Groups from across Baltimore and different Hopkins divisions came together Sunday as participants in the first annual Hop Into Health fair held on the Homewood campus. Sponsored by JHU International Service Learning (ISL), the event sought to connect the wealth of health resources at Hopkins and beyond with Baltimore city’s low- and middle-income residents.

“We’re in a good position right now to make a difference to our relationship with the rest of the Baltimore community. I think a lot can be done to bolster that,” senior Ashley Choi, president of the Hopkins chapter of ISL, said.

ISL is a non-governmental organization that sends volunteers abroad to work in clinics for underserved populations.

Choi, a pre-medical student who has been on these trips herself, expressed her disappointment that the skills and passion developed abroad often do not translate to local action.

The desire for a continuation of this type of service inspired her to lead the organization of the first Hop Into Health fair.
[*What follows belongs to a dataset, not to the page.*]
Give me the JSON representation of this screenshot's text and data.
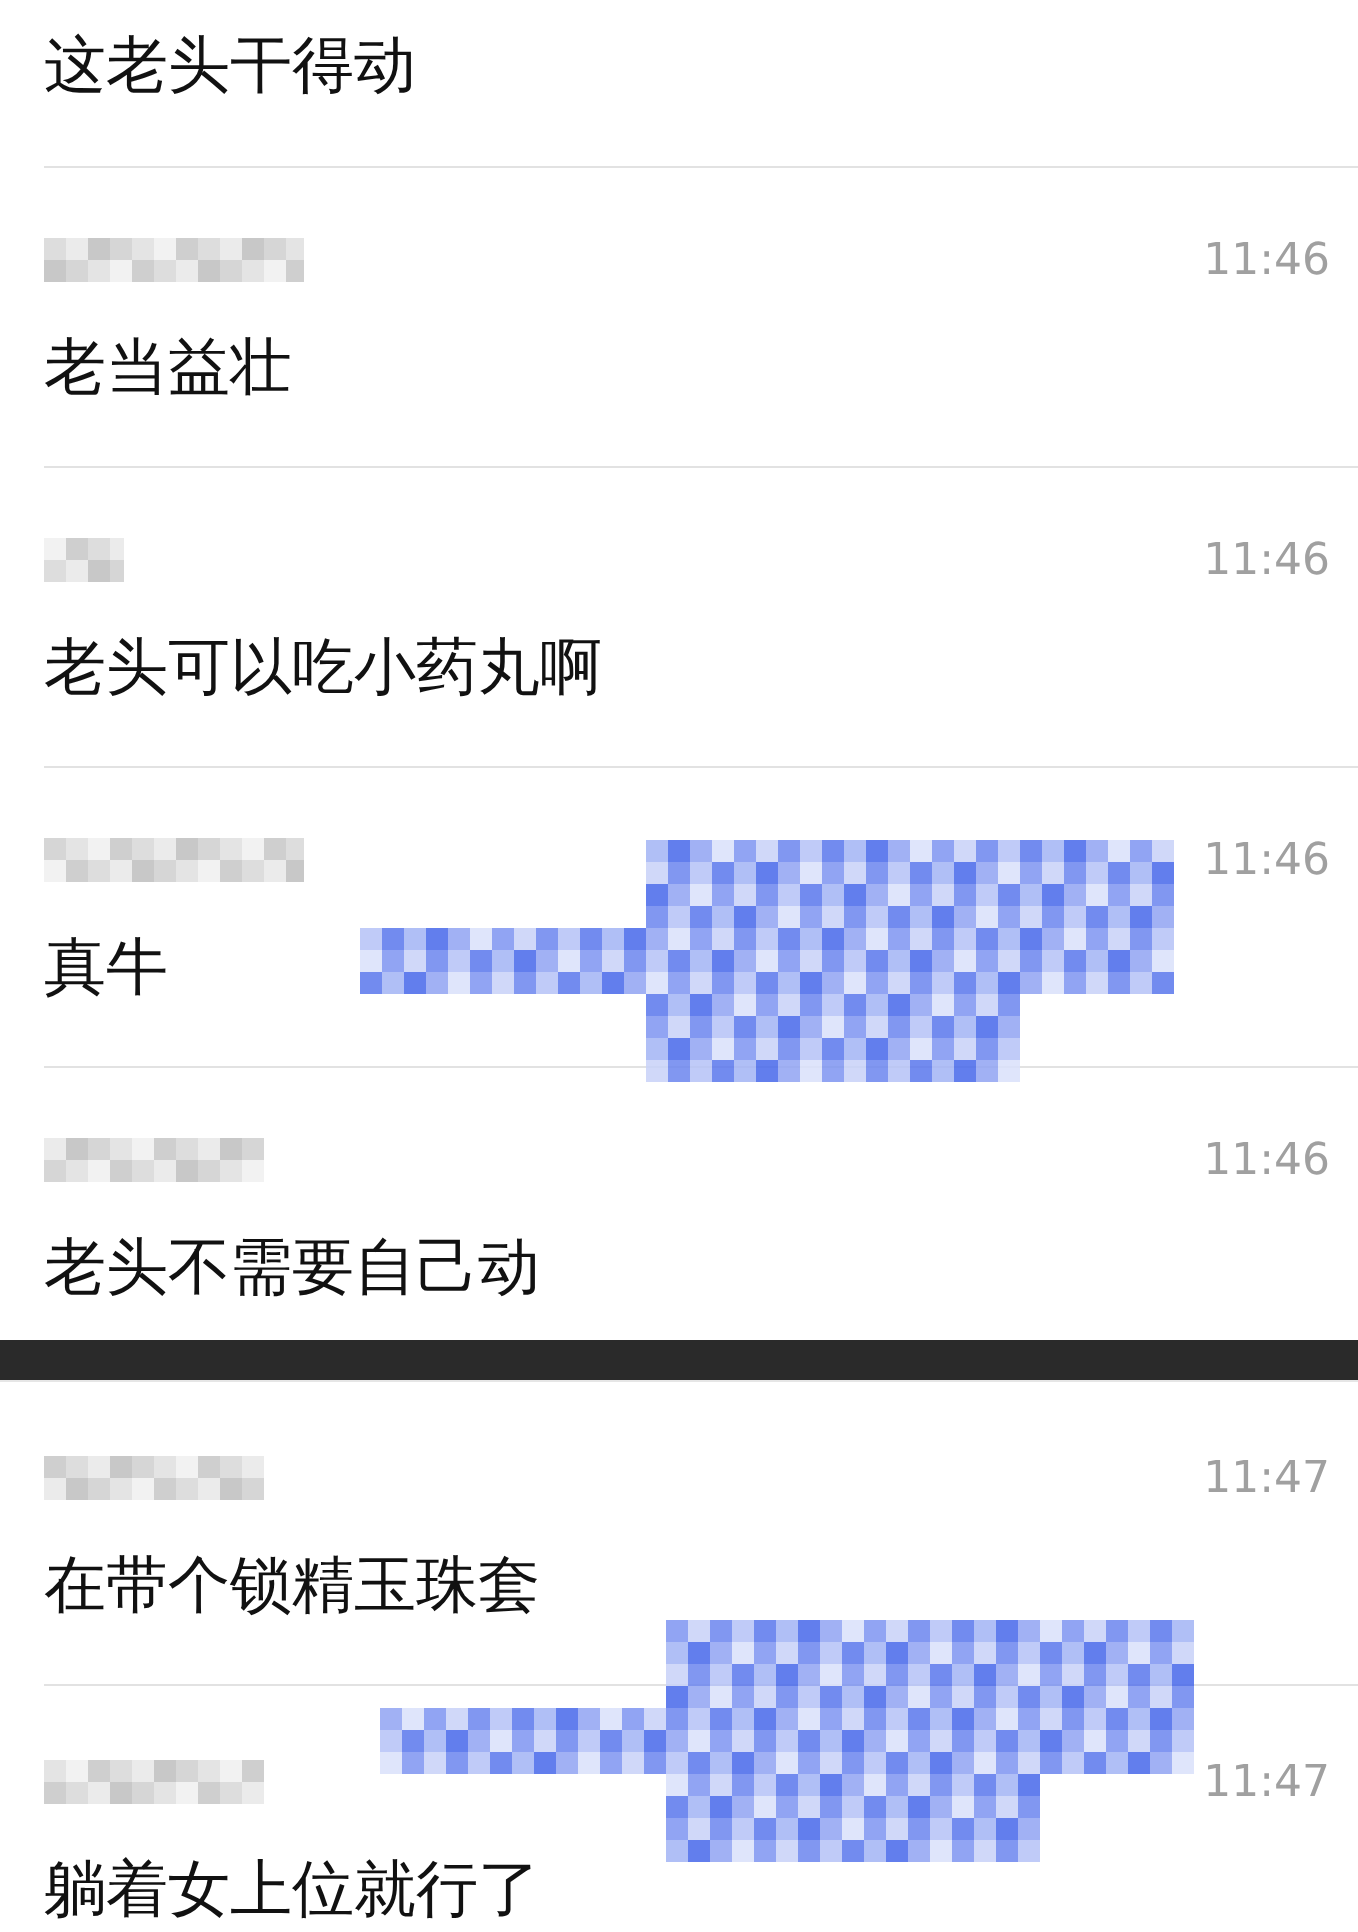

“You have people living four blocks down from campus that are going through the same hardships as people we find abroad. So we were thinking, ‘okay we see the shift in medicine from curative to preventive, what can we do to help these people that are living right around us?’” Choi said.

ISL wanted to use collaboration among different organizations to reach out to their target audience and provide concrete information about lifestyle changes for healthier living.

Of the 21 participating groups in the fair, most were from the Homewood campus, but representatives from the Bloomberg School of Public Health and the Baltimore City Health Department attended as well.

The Maryland Women, Infants & Children Program (WIC), which provides assistance to pregnant women, new mothers and children under five, also set up an informational display. WIC’s services include breastfeeding support, nutritional counseling, referrals and checks for healthy food for families with qualifying incomes.

There are 12 WIC sites in Baltimore, one of which is situated at the Bloomberg School of Public Health.

Patricia Bell-Waddy, the coordinator for the program at the Bloomberg School, received the invitation to present at the fair through the state WIC office.

“We are looking forward to this being a continued effort,” she said.

Bell-Waddy had earlier shared nutritional information with a family already on the WIC program that had come by.

The fair was not limited to strictly medicals organizations. Groups from the Homewood campus ranged from Campus Kitchen and A Place to Talk to Nu Rho Psi and Students for Environmental Action.

“We also felt that it’s necessary to reach out to non-health related groups so that we get a diverse perspective,” Choi said.

The members of ISL reached out to local communities through flyer-ing at clinics, churches and schools to encourage people to attend the fair.

The 10 neighborhoods they chose to target where those specified in President Ronald Daniels’ Ten by Twenty development plan announced last November.

Jocelyn, a Baltimore resident who works in the area, brought her family to the fair after seeing a flier.

“A lot of people think that nicotine can cause lung cancer but it’s actually the tar,” Jocelyn said, following her visit to the Baltimore City Health Department’s table about the risks of smoking. “The tar is the addictive part of the cigarettes. I never knew that.”

Jocelyn was also interested to learn about tips for easy healthy cooking, for example using brown rice instead of white.

“Health cooking in general just has a lot of stigmatism attached to it,” Jocelyn said.

Despite the relatively modest turnout, Choi was encouraged by the future prospects for the fair, which will become an annual event.

“As we do this every year, people will know more about it and when we continue our campus collaboration, we can achieve something bigger and we can set this as a tradition so we can connect with the Baltimore community,” Choi said.